Полет ворона - Вересов Дмитрий
Какое-то время все домашние дела — магазины, готовку, уборку — пришлось взять на себя Павлу. Скоро он понял, что не справляется, никак не справляется. Дом зарастал грязью, в холодильнике все чаще не оказывалось ничего кроме пельменей, несвежих полуфабрикатов, остатков тортов и пирожных, которые Таня требовала в большом количестве, но почти никогда не доедала. Павел настолько не привык обращаться к кому-либо за помощью, что даже растерялся. Пригласить домработницу? Таня об этом и слышать не хотела — придет невесть кто, еще обворует. Воров она стала бояться патологически: все время запиралась на крюк и три замка, постоянно перепрятывала шкатулки с ценностями, делала тайнички, заначки. По ее требованию Павел поставил квартиру на охрану. Обратиться к отцу? У него и без этого дел по горло, да и не по его это части. К матери? Павел слишком хорошо знал мать и понимал, что ничего хорошего не выйдет. Скрепя сердце он позвонил Аде.

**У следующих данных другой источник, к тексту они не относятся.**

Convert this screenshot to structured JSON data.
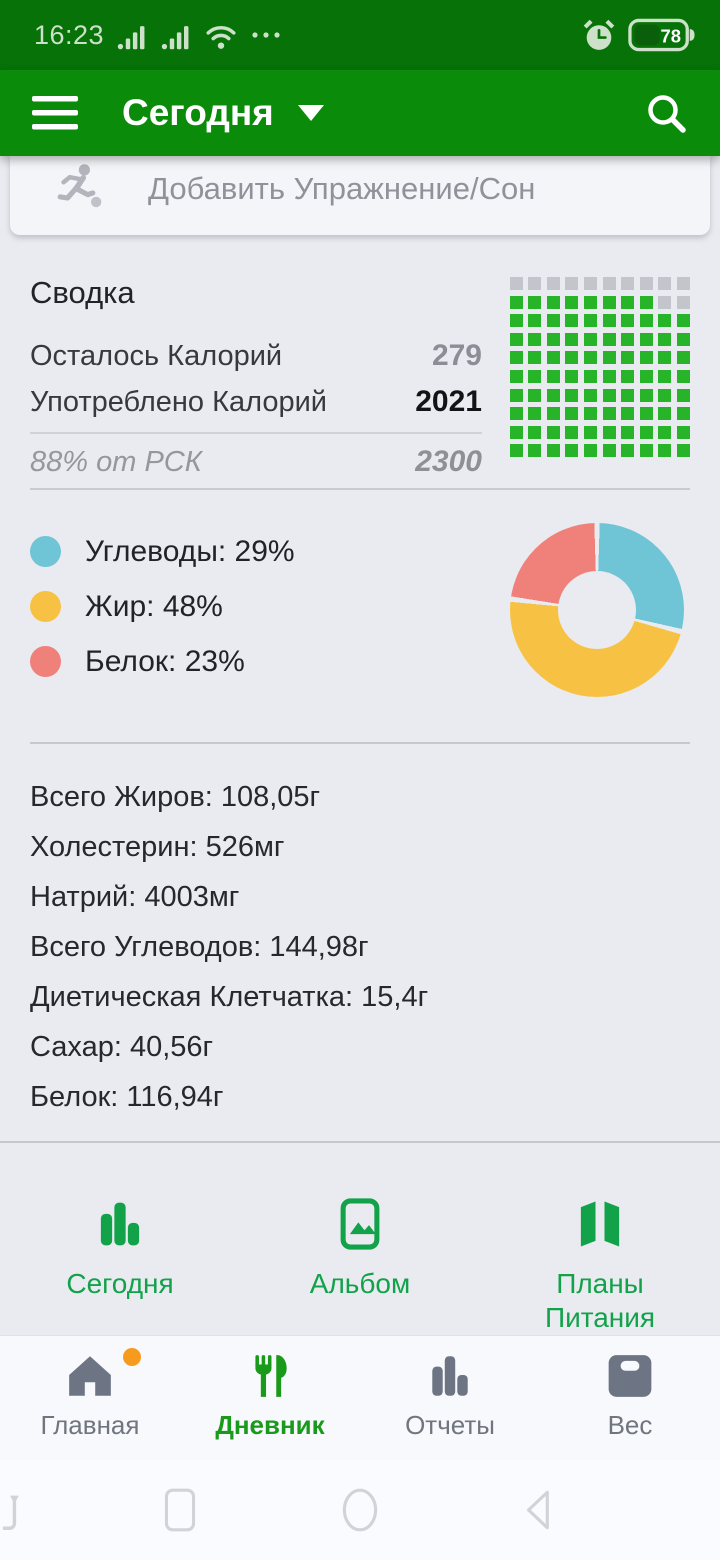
{
  "colors": {
    "status_bar_bg": "#077207",
    "app_bar_bg": "#0a8c0a",
    "page_bg": "#eaebf0",
    "card_bg": "#f4f5f9",
    "grid_green": "#28b428",
    "grid_gray": "#c3c5cd",
    "middle_nav_green": "#12a24a",
    "diary_green": "#1a9a1a",
    "tab_gray": "#6d7584",
    "badge_orange": "#f79b1f"
  },
  "status_bar": {
    "time": "16:23",
    "battery_level": "78",
    "icons": [
      "cellular-signal",
      "cellular-signal",
      "wifi",
      "more-dots",
      "alarm-clock",
      "battery"
    ]
  },
  "app_bar": {
    "title": "Сегодня",
    "icons": [
      "hamburger-menu",
      "caret-down",
      "search"
    ]
  },
  "add_row": {
    "label": "Добавить Упражнение/Сон",
    "icon": "exercise-runner"
  },
  "summary": {
    "title": "Сводка",
    "rows": [
      {
        "label": "Осталось Калорий",
        "value": "279"
      },
      {
        "label": "Употреблено Калорий",
        "value": "2021"
      }
    ],
    "rdi_row": {
      "label": "88% от РСК",
      "value": "2300"
    },
    "grid": {
      "rows": 10,
      "cols": 10,
      "filled_percent": 88
    }
  },
  "chart_data": {
    "type": "pie",
    "donut": true,
    "legend_position": "left",
    "series": [
      {
        "name": "Углеводы",
        "value": 29,
        "color": "#6fc4d6"
      },
      {
        "name": "Жир",
        "value": 48,
        "color": "#f7c243"
      },
      {
        "name": "Белок",
        "value": 23,
        "color": "#f0807a"
      }
    ]
  },
  "nutrition": {
    "items": [
      "Всего Жиров: 108,05г",
      "Холестерин: 526мг",
      "Натрий: 4003мг",
      "Всего Углеводов: 144,98г",
      "Диетическая Клетчатка: 15,4г",
      "Сахар: 40,56г",
      "Белок: 116,94г"
    ]
  },
  "middle_nav": {
    "items": [
      {
        "label": "Сегодня",
        "icon": "bar-chart"
      },
      {
        "label": "Альбом",
        "icon": "photo-album"
      },
      {
        "label": "Планы Питания",
        "icon": "meal-plans-map"
      }
    ]
  },
  "tab_bar": {
    "items": [
      {
        "label": "Главная",
        "icon": "home",
        "active": false,
        "badge": true
      },
      {
        "label": "Дневник",
        "icon": "food-diary",
        "active": true,
        "badge": false
      },
      {
        "label": "Отчеты",
        "icon": "reports-bar-chart",
        "active": false,
        "badge": false
      },
      {
        "label": "Вес",
        "icon": "weight-scale",
        "active": false,
        "badge": false
      }
    ]
  },
  "android_nav": {
    "buttons": [
      {
        "name": "recents",
        "icon": "recents"
      },
      {
        "name": "home",
        "icon": "nav-home"
      },
      {
        "name": "back",
        "icon": "back"
      },
      {
        "name": "auto-rotate",
        "icon": "auto-rotate"
      }
    ]
  }
}
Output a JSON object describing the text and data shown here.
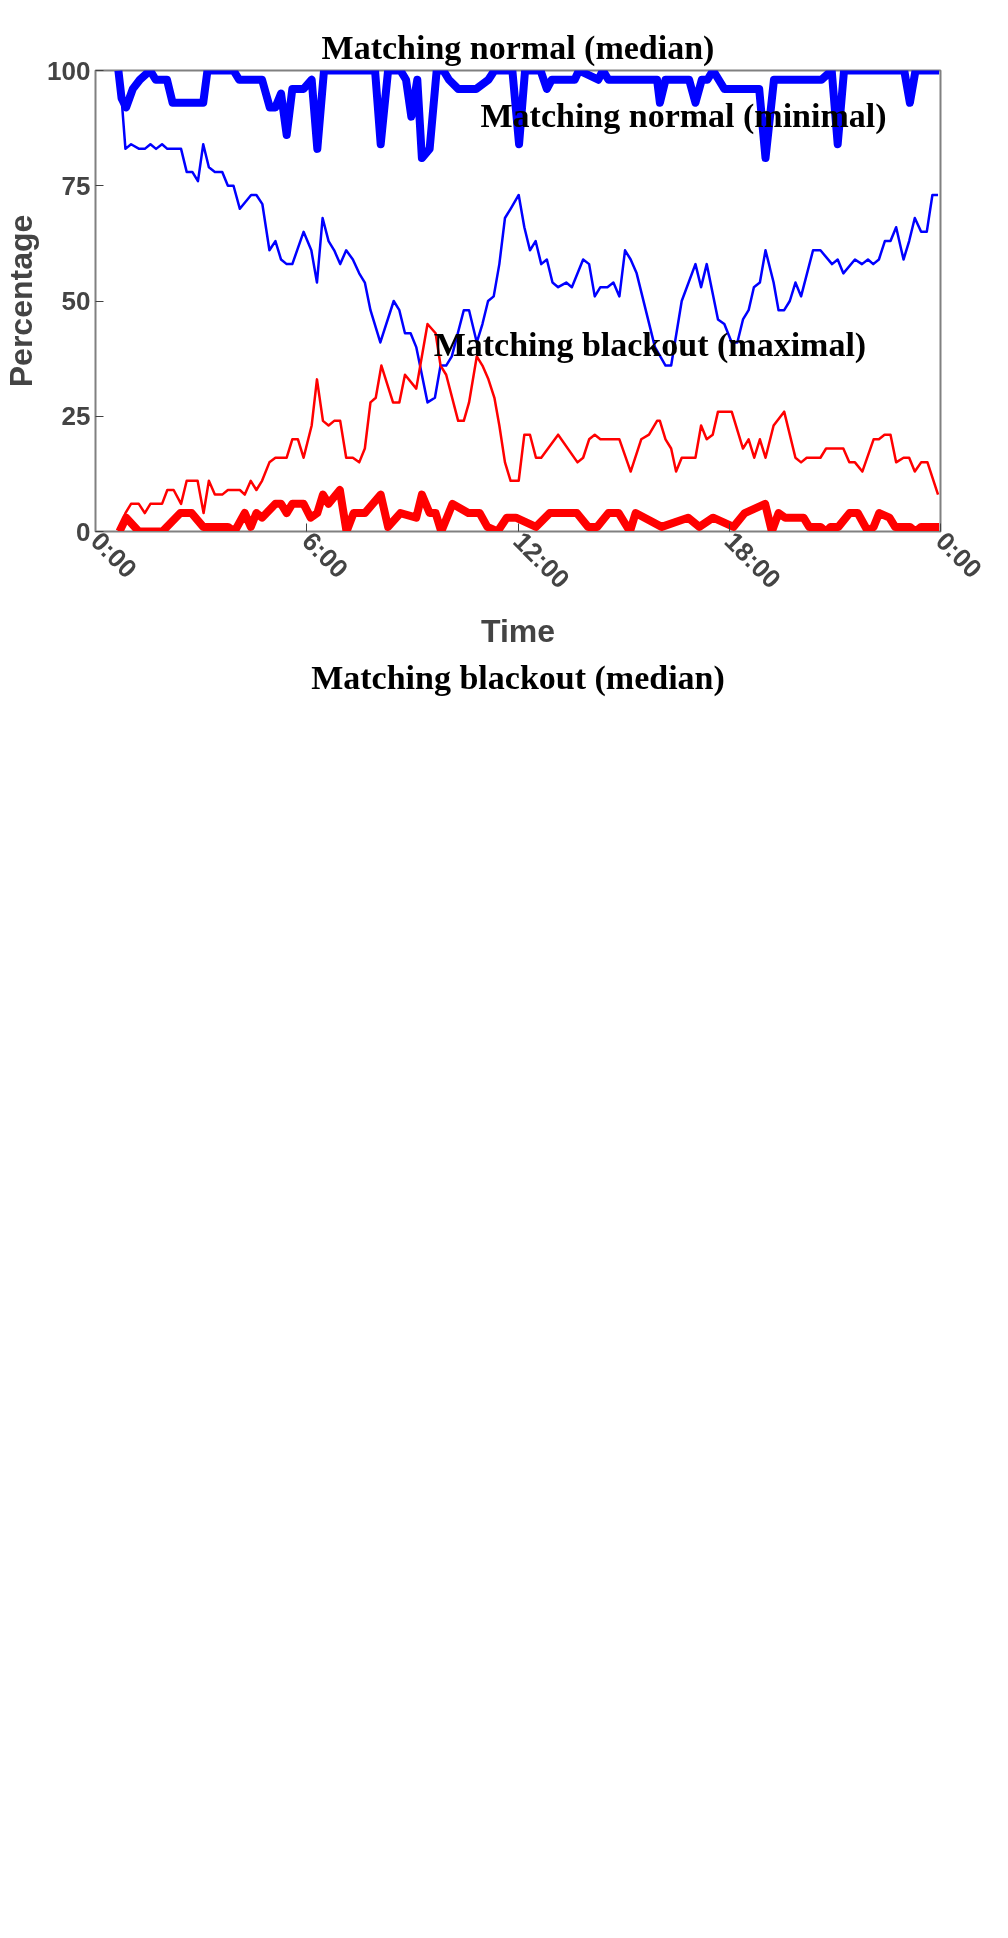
{
  "chart_data": {
    "type": "line",
    "xlabel": "Time",
    "ylabel": "Percentage",
    "xlim": [
      0,
      24
    ],
    "xticks": [
      {
        "value": 0,
        "label": "0:00"
      },
      {
        "value": 6,
        "label": "6:00"
      },
      {
        "value": 12,
        "label": "12:00"
      },
      {
        "value": 18,
        "label": "18:00"
      },
      {
        "value": 24,
        "label": "0:00"
      }
    ],
    "ylim": [
      0,
      100
    ],
    "yticks": [
      0,
      25,
      50,
      75,
      100
    ],
    "series": [
      {
        "color": "#0000ff",
        "x": [
          0.65,
          0.74,
          0.87,
          1.06,
          1.26,
          1.55,
          1.71,
          2.03,
          2.19,
          3.06,
          3.18,
          3.92,
          4.08,
          4.73,
          4.95,
          5.11,
          5.27,
          5.43,
          5.59,
          5.91,
          6.14,
          6.3,
          6.49,
          7.94,
          8.1,
          8.31,
          8.66,
          8.82,
          8.97,
          9.14,
          9.27,
          9.49,
          9.69,
          9.88,
          10.04,
          10.3,
          10.81,
          11.16,
          11.33,
          11.84,
          12.03,
          12.2,
          12.64,
          12.82,
          12.96,
          13.61,
          13.73,
          14.28,
          14.41,
          14.57,
          15.95,
          16.03,
          16.19,
          16.86,
          17.04,
          17.22,
          17.38,
          17.54,
          17.86,
          18.85,
          19.03,
          19.27,
          20.62,
          20.91,
          21.08,
          21.26,
          22.97,
          23.13,
          23.29,
          23.96
        ],
        "values": [
          100,
          94,
          92,
          96,
          98,
          100,
          98,
          98,
          93,
          93,
          100,
          100,
          98,
          98,
          92,
          92,
          95,
          86,
          96,
          96,
          98,
          83,
          100,
          100,
          84,
          100,
          100,
          98,
          90,
          98,
          81,
          83,
          100,
          100,
          98,
          96,
          96,
          98,
          100,
          100,
          84,
          100,
          100,
          96,
          98,
          98,
          100,
          98,
          100,
          98,
          98,
          93,
          98,
          98,
          93,
          98,
          98,
          100,
          96,
          96,
          81,
          98,
          98,
          100,
          84,
          100,
          100,
          93,
          100,
          100
        ]
      },
      {
        "color": "#0000ff",
        "x": [
          0.74,
          0.85,
          1.01,
          1.24,
          1.4,
          1.56,
          1.72,
          1.89,
          2.04,
          2.43,
          2.59,
          2.75,
          2.91,
          3.06,
          3.22,
          3.39,
          3.6,
          3.76,
          3.92,
          4.1,
          4.42,
          4.57,
          4.74,
          4.94,
          5.11,
          5.27,
          5.43,
          5.59,
          5.91,
          6.13,
          6.29,
          6.45,
          6.62,
          6.78,
          6.95,
          7.12,
          7.31,
          7.49,
          7.65,
          7.81,
          8.09,
          8.47,
          8.63,
          8.79,
          8.95,
          9.11,
          9.43,
          9.64,
          9.8,
          9.96,
          10.12,
          10.46,
          10.61,
          10.83,
          10.99,
          11.15,
          11.31,
          11.47,
          11.63,
          11.79,
          12.02,
          12.18,
          12.34,
          12.5,
          12.66,
          12.82,
          12.98,
          13.14,
          13.37,
          13.53,
          13.85,
          14.02,
          14.18,
          14.34,
          14.54,
          14.71,
          14.88,
          15.04,
          15.2,
          15.37,
          15.89,
          16.19,
          16.35,
          16.65,
          17.04,
          17.2,
          17.36,
          17.68,
          17.86,
          18.07,
          18.23,
          18.39,
          18.55,
          18.7,
          18.87,
          19.03,
          19.26,
          19.4,
          19.56,
          19.72,
          19.88,
          20.04,
          20.38,
          20.59,
          20.92,
          21.08,
          21.24,
          21.57,
          21.77,
          21.94,
          22.09,
          22.25,
          22.42,
          22.58,
          22.74,
          22.95,
          23.11,
          23.27,
          23.45,
          23.61,
          23.77,
          23.93
        ],
        "values": [
          94,
          83,
          84,
          83,
          83,
          84,
          83,
          84,
          83,
          83,
          78,
          78,
          76,
          84,
          79,
          78,
          78,
          75,
          75,
          70,
          73,
          73,
          71,
          61,
          63,
          59,
          58,
          58,
          65,
          61,
          54,
          68,
          63,
          61,
          58,
          61,
          59,
          56,
          54,
          48,
          41,
          50,
          48,
          43,
          43,
          40,
          28,
          29,
          36,
          36,
          38,
          48,
          48,
          41,
          45,
          50,
          51,
          58,
          68,
          70,
          73,
          66,
          61,
          63,
          58,
          59,
          54,
          53,
          54,
          53,
          59,
          58,
          51,
          53,
          53,
          54,
          51,
          61,
          59,
          56,
          40,
          36,
          36,
          50,
          58,
          53,
          58,
          46,
          45,
          41,
          41,
          46,
          48,
          53,
          54,
          61,
          54,
          48,
          48,
          50,
          54,
          51,
          61,
          61,
          58,
          59,
          56,
          59,
          58,
          59,
          58,
          59,
          63,
          63,
          66,
          59,
          63,
          68,
          65,
          65,
          73,
          73
        ]
      },
      {
        "color": "#ff0000",
        "x": [
          0.68,
          0.85,
          1.01,
          1.23,
          1.4,
          1.56,
          1.89,
          2.04,
          2.22,
          2.43,
          2.59,
          2.9,
          3.07,
          3.22,
          3.39,
          3.6,
          3.76,
          4.1,
          4.24,
          4.41,
          4.57,
          4.73,
          4.94,
          5.11,
          5.43,
          5.59,
          5.75,
          5.91,
          6.14,
          6.29,
          6.46,
          6.62,
          6.78,
          6.95,
          7.12,
          7.31,
          7.49,
          7.65,
          7.81,
          7.96,
          8.12,
          8.45,
          8.63,
          8.79,
          9.11,
          9.43,
          9.66,
          9.8,
          9.96,
          10.3,
          10.46,
          10.61,
          10.83,
          10.99,
          11.16,
          11.33,
          11.47,
          11.63,
          11.79,
          12.02,
          12.18,
          12.34,
          12.51,
          12.66,
          13.14,
          13.69,
          13.85,
          14.02,
          14.18,
          14.34,
          14.88,
          15.2,
          15.5,
          15.72,
          15.95,
          16.03,
          16.19,
          16.35,
          16.49,
          16.65,
          17.04,
          17.2,
          17.36,
          17.53,
          17.68,
          18.07,
          18.39,
          18.55,
          18.71,
          18.87,
          19.03,
          19.26,
          19.56,
          19.88,
          20.04,
          20.2,
          20.59,
          20.75,
          21.24,
          21.41,
          21.57,
          21.78,
          22.1,
          22.25,
          22.41,
          22.58,
          22.74,
          22.95,
          23.11,
          23.27,
          23.45,
          23.63,
          23.93
        ],
        "values": [
          0,
          4,
          6,
          6,
          4,
          6,
          6,
          9,
          9,
          6,
          11,
          11,
          4,
          11,
          8,
          8,
          9,
          9,
          8,
          11,
          9,
          11,
          15,
          16,
          16,
          20,
          20,
          16,
          23,
          33,
          24,
          23,
          24,
          24,
          16,
          16,
          15,
          18,
          28,
          29,
          36,
          28,
          28,
          34,
          31,
          45,
          43,
          36,
          34,
          24,
          24,
          28,
          38,
          36,
          33,
          29,
          23,
          15,
          11,
          11,
          21,
          21,
          16,
          16,
          21,
          15,
          16,
          20,
          21,
          20,
          20,
          13,
          20,
          21,
          24,
          24,
          20,
          18,
          13,
          16,
          16,
          23,
          20,
          21,
          26,
          26,
          18,
          20,
          16,
          20,
          16,
          23,
          26,
          16,
          15,
          16,
          16,
          18,
          18,
          15,
          15,
          13,
          20,
          20,
          21,
          21,
          15,
          16,
          16,
          13,
          15,
          15,
          8
        ]
      },
      {
        "color": "#ff0000",
        "x": [
          0.68,
          0.87,
          1.23,
          1.9,
          2.41,
          2.61,
          2.73,
          3.06,
          3.76,
          3.95,
          4.24,
          4.41,
          4.57,
          4.73,
          5.11,
          5.27,
          5.43,
          5.59,
          5.91,
          6.11,
          6.3,
          6.46,
          6.62,
          6.94,
          7.13,
          7.33,
          7.65,
          8.1,
          8.31,
          8.66,
          9.11,
          9.27,
          9.49,
          9.66,
          9.82,
          10.14,
          10.59,
          10.91,
          11.13,
          11.42,
          11.68,
          11.94,
          12.51,
          12.9,
          13.28,
          13.67,
          13.99,
          14.25,
          14.57,
          14.86,
          15.18,
          15.34,
          16.08,
          16.83,
          17.15,
          17.54,
          18.12,
          18.44,
          19.02,
          19.21,
          19.4,
          19.59,
          20.11,
          20.27,
          20.59,
          20.75,
          20.88,
          21.1,
          21.42,
          21.65,
          21.94,
          22.1,
          22.26,
          22.55,
          22.71,
          23.13,
          23.29,
          23.45,
          23.96
        ],
        "values": [
          0,
          3,
          0,
          0,
          4,
          4,
          4,
          1,
          1,
          0,
          4,
          1,
          4,
          3,
          6,
          6,
          4,
          6,
          6,
          3,
          4,
          8,
          6,
          9,
          0,
          4,
          4,
          8,
          1,
          4,
          3,
          8,
          4,
          4,
          0,
          6,
          4,
          4,
          1,
          0,
          3,
          3,
          1,
          4,
          4,
          4,
          1,
          1,
          4,
          4,
          0,
          4,
          1,
          3,
          1,
          3,
          1,
          4,
          6,
          0,
          4,
          3,
          3,
          1,
          1,
          0,
          1,
          1,
          4,
          4,
          0,
          1,
          4,
          3,
          1,
          1,
          0,
          1,
          1
        ]
      }
    ],
    "annotations": [
      "Matching normal (median)",
      "Matching normal (minimal)",
      "Matching blackout (maximal)",
      "Matching blackout (median)"
    ]
  }
}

Придя на другой день домой усталый и издерганный, как обычно в последнее время, он мгновенно заметил, что квартира преобразилась. Полы блистали чистотой, вещи аккуратно развешаны и расставлены по местам. Он заглянул в гостиную — там все было так, как в тот майский день, когда он впервые переступил порог этого дома. То же было и в кабинете. Павел, в последнее время практически живший в кабинете, предоставив спальню Тане, и постепенно перетащивший сюда свои вещи, переоделся в домашнее и пошел на кухню разогреть себе чайку и съесть что-нибудь. На кухне было темно. Он включил свет и только тогда заметил Аду. Она тихо-тихо сидела за столом и смотрела в окно. При щелчке выключателя она вздрогнула, повернула голову и увидела Павла. В глазах ее стояли слезы.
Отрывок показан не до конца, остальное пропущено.